The Australian Research Council reveals ways it wants to measure research performance in a submission to the University Accord Interim Report.
“Recent advances in technology are approaching the point where it will be possible to transition to a data driven framework that will relieve the reporting burden for universities …a new framework offers opportunities to address other challenges – such as improving our capacity to answer new kinds of questions and to provide advice for the future,” the ARC says.
Specific issues include,
- “smart data harvesting with less effort: including, “develop suitable engagement and impact indicators and refine existing university reporting requirements”
- data curation: “to ensure data accuracy and organise vast amounts of research data into meaningful topics or disciplines … we have been working with data providers to develop an Artificial Intelligence algorithm to do this automatically”
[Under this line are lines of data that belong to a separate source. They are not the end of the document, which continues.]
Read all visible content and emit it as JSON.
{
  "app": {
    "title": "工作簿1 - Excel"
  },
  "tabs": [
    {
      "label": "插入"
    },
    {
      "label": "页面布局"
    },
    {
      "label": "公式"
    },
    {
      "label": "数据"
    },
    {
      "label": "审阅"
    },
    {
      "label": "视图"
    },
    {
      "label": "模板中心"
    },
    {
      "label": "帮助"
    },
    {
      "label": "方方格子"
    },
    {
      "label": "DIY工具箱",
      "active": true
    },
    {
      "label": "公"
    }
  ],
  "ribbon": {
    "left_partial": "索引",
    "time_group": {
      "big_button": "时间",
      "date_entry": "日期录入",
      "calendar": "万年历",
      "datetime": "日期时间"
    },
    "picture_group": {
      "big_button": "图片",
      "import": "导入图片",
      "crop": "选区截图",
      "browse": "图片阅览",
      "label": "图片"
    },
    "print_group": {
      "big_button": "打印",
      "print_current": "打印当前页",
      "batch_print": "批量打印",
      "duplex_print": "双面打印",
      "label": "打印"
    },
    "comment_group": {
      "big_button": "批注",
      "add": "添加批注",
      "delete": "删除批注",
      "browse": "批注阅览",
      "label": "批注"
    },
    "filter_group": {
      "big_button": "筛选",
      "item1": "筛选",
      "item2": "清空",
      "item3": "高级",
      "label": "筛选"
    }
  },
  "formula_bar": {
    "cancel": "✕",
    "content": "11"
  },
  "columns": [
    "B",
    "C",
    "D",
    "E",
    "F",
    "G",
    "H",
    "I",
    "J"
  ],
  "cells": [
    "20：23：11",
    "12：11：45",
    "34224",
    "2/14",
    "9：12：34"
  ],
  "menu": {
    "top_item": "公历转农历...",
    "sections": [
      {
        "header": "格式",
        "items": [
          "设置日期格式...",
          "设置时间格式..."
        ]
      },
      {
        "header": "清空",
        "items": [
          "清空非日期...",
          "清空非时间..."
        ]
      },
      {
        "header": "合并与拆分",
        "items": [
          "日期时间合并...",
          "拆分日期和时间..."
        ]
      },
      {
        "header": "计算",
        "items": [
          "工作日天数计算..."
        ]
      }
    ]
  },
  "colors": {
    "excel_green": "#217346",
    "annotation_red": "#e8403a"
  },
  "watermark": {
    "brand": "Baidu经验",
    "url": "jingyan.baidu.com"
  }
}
- research impact: “co-design with universities more effective and streamlined practices to develop case studies”
How they got this far
Last year the ARC appointed an expert group to advise on data driven research assessment, to replace the cumbersome and evidence-intensive Excellence in Research for Australia and Engagement and Impact reports.
The group includes Cameron Neylon from the Curtin Open Knowledge Initiative, which has created a research performance metric based on open-source data.
“National assessment exercises, as well as many higher education providers, continue to rely on traditional, proprietary data sources for performance evaluation. Open data sources are competitive against proprietary counterparts and offer the potential for greater transparency, access, accuracy and completeness,” Neylon and colleagues wrote last year, (Campus Morning Mail, September 21 2022).
The ARC does not specify any particular model it has in mind, but COKI makes it plain that a scrapable-data methodology can work.
What’s in it for everybody
For universities: “a system-wide understanding of performance, which is especially valuable to smaller or newer universities without the capacity to conduct their own evaluations. Priority evaluations allow for robust testing and promotion of priority areas.”
A data-based system would also save universities a bunch of time previously spent on classifying research and writing submissions – a key consideration for Education Minister Jason Clare when he cancelled ERA, “in light of the sectors concerns about workload (CMM August 31 2022).
For government: “a variety of targeted evaluations based on government priorities,” and in the long term, “system-wide evaluation of Australian research performance, for public accountability and policy purposes. It will also provide options for funding allocation, if required.”
For the research community: “a programme that showcases evidence of research quality and impact, this could build public appreciation of research through outreach and strategic communications. It would leverage the outcomes of priority evaluations and analytics derived from the improved data infrastructure.”
So will there be an Accord Imprimatur? Who knows? Although in their interim report Mary O’Kane and colleagues state they are, “giving further consideration,” to “improving the measurement of the quality and impact of Australian research, including by deploying advances in data science to develop a ‘light touch’ automated metrics-based research.